Research In Motion Ltd. will report Thursday on what many expect to be a grim third quarter. Oddly enough, RIM may have already softened the potential market blow with a surprise announcement on Dec. 2. The headline figure in that release, which many seized on, was the fact that the Waterloo, Ont.-based smartphone giant was revaluing a massive inventory of its powerful but poorly received PlayBook tablet computer – and was booking a pretax charge of $485-million as a result. But industry observers were more worried by worsening smartphone fundamentals, though it didn't help that the company said it wouldn't meet full year earnings per share guidance of $5.25 to $6 – which RBC Capital Markets analyst Mike Abramsky noted was the third cut in a row. That day, the company's stock dropped by nearly 10 per cent.

The key takeaway from the pre-earnings announcement was that RIM was going to sell fewer BlackBerry smartphones in the fourth quarter (which includes the Christmas buying season) than in the third quarter. That, on the back of the biggest global launch of new BlackBerrys in the company's history, which took place just in August. Many understood this to mean the company's stop-gap BlackBerry 7 operating system – which ran on those devices and was meant to do the heavy lifting as RIM transitioned to newer smartphones running the QNX operating system that powers the PlayBook – is faltering much earlier than expected. Despite all the focus on RIM's PlayBook, which the company has reaffirmed commitment to, the company is still very much a smartphone company. And those smartphones just don't seem be selling compared to Apple Inc.'s iPhone and devices from HTC Corp. and Samsung running Google Inc.'s Android operating system. In the United States, RIM's most biggest and most profitable market, its share of the smartphone sales has slumped to 9 per cent from around 24 per cent a year earlier.
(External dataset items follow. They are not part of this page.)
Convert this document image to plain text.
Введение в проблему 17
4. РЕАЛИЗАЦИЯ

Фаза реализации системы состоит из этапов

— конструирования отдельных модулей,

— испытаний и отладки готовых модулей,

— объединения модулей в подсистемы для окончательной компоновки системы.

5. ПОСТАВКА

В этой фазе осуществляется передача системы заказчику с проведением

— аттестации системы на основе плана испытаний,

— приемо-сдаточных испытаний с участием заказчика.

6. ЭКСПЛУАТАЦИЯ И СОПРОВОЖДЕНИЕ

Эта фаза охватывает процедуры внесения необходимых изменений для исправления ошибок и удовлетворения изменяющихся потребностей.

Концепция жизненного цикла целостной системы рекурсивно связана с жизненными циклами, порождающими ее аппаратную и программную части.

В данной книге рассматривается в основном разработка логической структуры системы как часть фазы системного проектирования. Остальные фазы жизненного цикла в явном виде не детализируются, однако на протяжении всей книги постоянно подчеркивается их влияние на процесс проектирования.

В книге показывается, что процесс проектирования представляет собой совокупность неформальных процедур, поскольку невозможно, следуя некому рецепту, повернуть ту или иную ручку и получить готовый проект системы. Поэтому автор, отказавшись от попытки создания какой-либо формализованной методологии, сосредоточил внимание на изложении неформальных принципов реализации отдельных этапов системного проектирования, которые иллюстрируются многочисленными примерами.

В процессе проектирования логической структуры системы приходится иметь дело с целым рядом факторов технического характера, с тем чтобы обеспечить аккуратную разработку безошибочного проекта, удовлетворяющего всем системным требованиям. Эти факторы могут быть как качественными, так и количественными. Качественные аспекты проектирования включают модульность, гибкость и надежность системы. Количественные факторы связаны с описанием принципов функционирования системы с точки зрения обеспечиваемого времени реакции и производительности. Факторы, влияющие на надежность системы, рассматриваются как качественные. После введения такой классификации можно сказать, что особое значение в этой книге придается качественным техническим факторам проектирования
Although every bit of news about RIM lately seems bad, there is still hope for the company. An update to the PlayBook's much criticized software is (meant to be) coming in February. RIM saw year-over-year growth of about 741 per cent. And RIM's products remain hot-sellers in markets like Indonesia – where a recent device launch with promised discounts to the first 1,000 customers led to a stampede and hospitalizations. Though RIM has already deflated expectations, there is still a capacity for surprises – both positive and negative. If recent events such as what happened in Indonesia are any indication, any good news is likely to be accompanied by bad news, anyway.